中東欧諸国、スイスフラン高への対応策を模索

この記事の要約

スイス中央銀行によるスイスフランの上限措置撤廃でフラン高が急激に進んだことを受け、中東欧諸国が対処に乗り出し始めた。クロアチアでは国内通貨の対フラン為替相場を固定する時限措置を発表。ポーランド当局も債務者救済に向けて金利 […]

スイス中央銀行によるスイスフランの上限措置撤廃でフラン高が急激に進んだことを受け、中東欧諸国が対処に乗り出し始めた。クロアチアでは国内通貨の対フラン為替相場を固定する時限措置を発表。ポーランド当局も債務者救済に向けて金利引き下げなどの可能性を探っている。
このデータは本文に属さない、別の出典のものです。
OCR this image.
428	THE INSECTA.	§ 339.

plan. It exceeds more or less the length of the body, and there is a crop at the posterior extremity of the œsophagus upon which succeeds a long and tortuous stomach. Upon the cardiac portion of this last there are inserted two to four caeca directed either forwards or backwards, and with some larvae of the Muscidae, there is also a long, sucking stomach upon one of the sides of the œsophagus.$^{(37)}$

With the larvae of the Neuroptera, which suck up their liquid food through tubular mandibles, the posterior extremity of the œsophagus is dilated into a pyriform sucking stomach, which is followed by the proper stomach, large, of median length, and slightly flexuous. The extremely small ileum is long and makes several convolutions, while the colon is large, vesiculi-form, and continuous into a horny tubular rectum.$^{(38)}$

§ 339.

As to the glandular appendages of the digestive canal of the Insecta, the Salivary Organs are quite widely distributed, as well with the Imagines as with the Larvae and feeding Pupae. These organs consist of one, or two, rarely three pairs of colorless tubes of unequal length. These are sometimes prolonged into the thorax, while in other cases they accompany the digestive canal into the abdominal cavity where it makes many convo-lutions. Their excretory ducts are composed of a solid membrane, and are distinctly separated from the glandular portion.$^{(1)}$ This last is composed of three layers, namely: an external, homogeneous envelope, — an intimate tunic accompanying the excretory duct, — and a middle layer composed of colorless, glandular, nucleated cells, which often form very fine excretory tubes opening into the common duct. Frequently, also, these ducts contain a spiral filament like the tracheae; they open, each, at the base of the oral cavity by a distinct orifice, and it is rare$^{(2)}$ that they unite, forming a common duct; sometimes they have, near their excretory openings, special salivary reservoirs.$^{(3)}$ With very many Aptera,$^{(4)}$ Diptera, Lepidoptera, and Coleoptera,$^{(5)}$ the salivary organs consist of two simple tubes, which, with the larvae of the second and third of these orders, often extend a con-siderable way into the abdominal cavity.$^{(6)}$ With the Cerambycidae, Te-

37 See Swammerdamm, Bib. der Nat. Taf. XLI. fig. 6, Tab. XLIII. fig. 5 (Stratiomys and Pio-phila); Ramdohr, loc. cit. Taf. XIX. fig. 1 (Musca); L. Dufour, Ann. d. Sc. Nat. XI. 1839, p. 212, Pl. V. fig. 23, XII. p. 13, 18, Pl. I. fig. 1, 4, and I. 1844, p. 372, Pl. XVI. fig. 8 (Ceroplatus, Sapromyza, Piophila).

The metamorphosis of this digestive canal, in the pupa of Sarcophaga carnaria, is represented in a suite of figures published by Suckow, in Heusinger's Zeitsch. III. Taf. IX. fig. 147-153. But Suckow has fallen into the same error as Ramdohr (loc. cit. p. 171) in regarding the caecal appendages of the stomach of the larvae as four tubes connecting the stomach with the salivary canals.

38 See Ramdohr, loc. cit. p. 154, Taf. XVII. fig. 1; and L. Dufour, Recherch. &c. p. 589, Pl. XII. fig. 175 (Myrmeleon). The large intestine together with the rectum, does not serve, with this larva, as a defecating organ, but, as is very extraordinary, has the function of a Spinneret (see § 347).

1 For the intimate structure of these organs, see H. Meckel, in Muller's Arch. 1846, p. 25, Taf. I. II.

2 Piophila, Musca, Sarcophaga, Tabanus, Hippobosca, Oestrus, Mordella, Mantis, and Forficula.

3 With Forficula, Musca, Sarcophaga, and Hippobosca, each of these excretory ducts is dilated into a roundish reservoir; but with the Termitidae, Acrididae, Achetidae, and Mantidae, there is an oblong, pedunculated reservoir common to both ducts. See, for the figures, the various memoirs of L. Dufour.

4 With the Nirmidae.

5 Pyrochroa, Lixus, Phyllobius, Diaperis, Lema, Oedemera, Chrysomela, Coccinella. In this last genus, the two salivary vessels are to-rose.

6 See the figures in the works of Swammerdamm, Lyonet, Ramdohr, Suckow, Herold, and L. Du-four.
クロアチア政府は20日、1年間の時限措置として、通貨クナの対スイスフラン為替相場を上限措置撤廃前の1フラン=6.39クナ(0.83ユーロ)に固定することを決定した。フラン建て債務を抱える国内世帯を保護する狙い。実勢相場との差額は金融機関に負担を求める。23日には議会が消費者金融法改正案を承認した。また、ミラノビッチ首相は、1年後に外貨建て債務をクナ建てに転換するプログラムを実施することで、中銀との合意を探る姿勢を示した。

クロアチア銀行協会(HUB)は今回の決定に驚いている。財務相との16日の会合で、固定相場の適用期間を最長3カ月とすることで合意していたためだ。一方、債務者の団体「ウドゥルガ・フラナク(フラン協会)」は、「一定の前進」としながらも、「融資契約を契約日のレートでクナ建てに転換することを引き続き求めていく」姿勢だ。

クロアチアでは推定6万世帯がフラン建ての債務を抱えている。スイス中銀の発表後、その総額は40億クナ(17%)増の270億クナ(35億ユーロ)に達した。

ポーランド中銀も特別措置が必要との見方だ。ベルカ総裁は19日、国内金融機関に対し、資金管理(キャッシュ・マネジメント)の見直しと、住宅ローン金利引き下げの検討を求めた。首相府も20日、フラン建て債務者に対し、貸し手である銀行の手続きで被害が生じたかどうかを点検するよう呼びかけた。金融監督庁および消費者保護団体がその相談に乗る。

セルビアでは弁済期間の延長や金利引き下げ、債務の一部を国内通貨建て融資に転換するなどの措置を検討する。ただ、為替差による損失は基本的に債務者が負担すべきとの立場だ。

ハンガリーは昨年11月、外貨建て融資契約を債務者に有利なレートで、国内通貨建て契約に転換できる法律が発効した。当局によれば、その具体的な方法について、ポーランドとクロアチアから照会を受けたという。